The agency said it expected strict compliance with the directive and would collaborate with all relevant agencies to prevent the incursion of Ebola or any communicable disease into the country.


Excitement in DR Congo over Ebola New Drugs Breakthrough


Meanwhile, there is excitement in DR Congo over the announcement that two prototype drugs have boosted chances of surviving the dreaded disease.

Prof. Jean-Jacques Muyembe, newly appointed by President Felix Tshisekedi to coordinate the year-long campaign against Ebola, said that out of four confirmed cases of infection in the eastern city of Goma, “two have been cured” after 11 days of treatment.

Expressing his “great joy,” Muyembe said, “This is a strong message for us that Ebola is curable.

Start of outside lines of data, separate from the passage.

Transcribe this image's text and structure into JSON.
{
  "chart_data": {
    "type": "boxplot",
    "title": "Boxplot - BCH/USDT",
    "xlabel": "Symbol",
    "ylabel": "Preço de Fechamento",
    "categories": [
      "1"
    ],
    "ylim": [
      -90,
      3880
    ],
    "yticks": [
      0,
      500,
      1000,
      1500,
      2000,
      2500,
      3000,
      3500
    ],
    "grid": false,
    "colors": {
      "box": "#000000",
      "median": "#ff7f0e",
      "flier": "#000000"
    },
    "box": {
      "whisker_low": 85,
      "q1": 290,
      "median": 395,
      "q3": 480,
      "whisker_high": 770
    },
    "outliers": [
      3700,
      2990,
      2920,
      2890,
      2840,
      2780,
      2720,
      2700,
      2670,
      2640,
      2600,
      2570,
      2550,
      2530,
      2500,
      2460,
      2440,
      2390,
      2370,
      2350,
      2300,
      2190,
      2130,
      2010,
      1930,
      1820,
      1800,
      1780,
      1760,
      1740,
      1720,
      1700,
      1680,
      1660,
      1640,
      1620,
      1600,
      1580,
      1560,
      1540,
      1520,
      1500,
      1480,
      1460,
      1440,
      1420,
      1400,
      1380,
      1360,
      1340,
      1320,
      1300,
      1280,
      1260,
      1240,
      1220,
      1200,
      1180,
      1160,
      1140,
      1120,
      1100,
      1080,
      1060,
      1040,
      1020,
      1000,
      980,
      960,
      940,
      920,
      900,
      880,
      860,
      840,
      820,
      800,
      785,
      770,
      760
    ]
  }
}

Today, the drugs are there.”

On Monday, the US National Institutes of Health (NIH) said two drugs, in a trial of four being tested among Ebola patients in eastern Democratic Republic of Congo, had significantly boosted survival rates.

The two drugs, known by their lab names as REGN-EB3 and mAb114, belong to a class of treatments called monoclonal antibodies, which are designed to bind to the virus and neutralise it.

A total of 681 people had been recruited for the trial, which began in November.

Data from 499 patients found that mortality among those who had been given REGN-EB3 fell to 29 per cent compared to a typical death rate of 60-67 per cent among those who had not been treated.

The mortality rate among mAb114 was 34 per cent.

A total of 1,892 deaths have been recorded since the first case of Ebola in the most recent outbreak in eastern DRC was registered on August 1, 2018.

The authorities’ handling of the outbreak came under severe scrutiny last month when four cases emerged in Goma, a city of two million people and a major transport hub.

Tshisekedi appointed Muyembe, a veteran who was part of the team that investigated the very first known outbreak of Ebola in what was then Zaire, in 1976.

Doctors refused to say which drugs were used to treat the two Goma patients, pointing to the need to respect secrecy in medical trials.

Muyembe simply said, “We now have two drugs, mAb114 and REGN-EB3.

“These are the two drugs which we are going to use, because according to the results which we have obtained so far, these are the two drugs which are effective.”

Two other drugs that were also being tested have been excluded from further use in the ongoing epidemic.

They also diminished mortality but did not approach similar thresholds of success.

The epidemic in DR Congo is the deadliest on record after more than 11,000 people were killed in Guinea, Sierra Leone and Liberia between 2014-2016.